An audit of the Buckhead Community Improvement District’s tax collections found that they are largely on target, but that 25 properties that should be paying are not, to the tune of around $120,000 a year.

“Not a huge number, but it it’s still a number,” BCID staff member Tony Peters told board members at a Nov. 27 meeting, adding, “Two of you [property owners] are in this room, so we’ll talk later.”

The BICD is a self-taxing group of commercial properties. The BCID spends the money on improvements related to transportation, public safety and beautification in the neighborhood’s central business district. Its 2018 revenue was around $6 million.

The BCID will now check the numbers with Fulton County assessors. Peters said that unpaid taxes could be billed retroactively up to three years back.

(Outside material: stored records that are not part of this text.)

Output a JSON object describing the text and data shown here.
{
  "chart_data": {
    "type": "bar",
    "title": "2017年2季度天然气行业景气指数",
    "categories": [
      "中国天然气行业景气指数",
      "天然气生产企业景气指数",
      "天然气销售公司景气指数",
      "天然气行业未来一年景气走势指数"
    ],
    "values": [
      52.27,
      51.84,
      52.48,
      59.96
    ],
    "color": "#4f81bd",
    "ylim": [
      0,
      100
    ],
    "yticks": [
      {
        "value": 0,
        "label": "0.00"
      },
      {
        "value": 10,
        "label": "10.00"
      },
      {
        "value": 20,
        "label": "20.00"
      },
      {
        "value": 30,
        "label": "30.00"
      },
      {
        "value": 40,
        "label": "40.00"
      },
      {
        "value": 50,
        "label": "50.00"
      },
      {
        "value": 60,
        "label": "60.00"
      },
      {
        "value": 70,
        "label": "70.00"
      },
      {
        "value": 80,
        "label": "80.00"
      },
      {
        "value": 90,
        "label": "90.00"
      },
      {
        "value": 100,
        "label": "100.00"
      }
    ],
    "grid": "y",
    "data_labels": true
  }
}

The BCID spent $11,000 on the audit. One impetus for the review was concerns as to whether the commercial part of mixed-use projects were paying their share of the BCID tax. Peters said the audit used the new Hanover Buckhead Village at Roswell Road and Irby Avenue as an example and found it was paying appropriately, with its various residential, commercial and garage uses split into separate tax parcels. Others may not be so tidy, however.

Peters said the BCID also will track expiring tax abatements on local developments to make sure they begin paying a full share at the right time. There are at least 10 properties within the BCID area that are receiving such tax breaks, he said.

John Ruch is an Atlanta-based journalist. Previously, he was Managing Editor of Reporter Newspapers.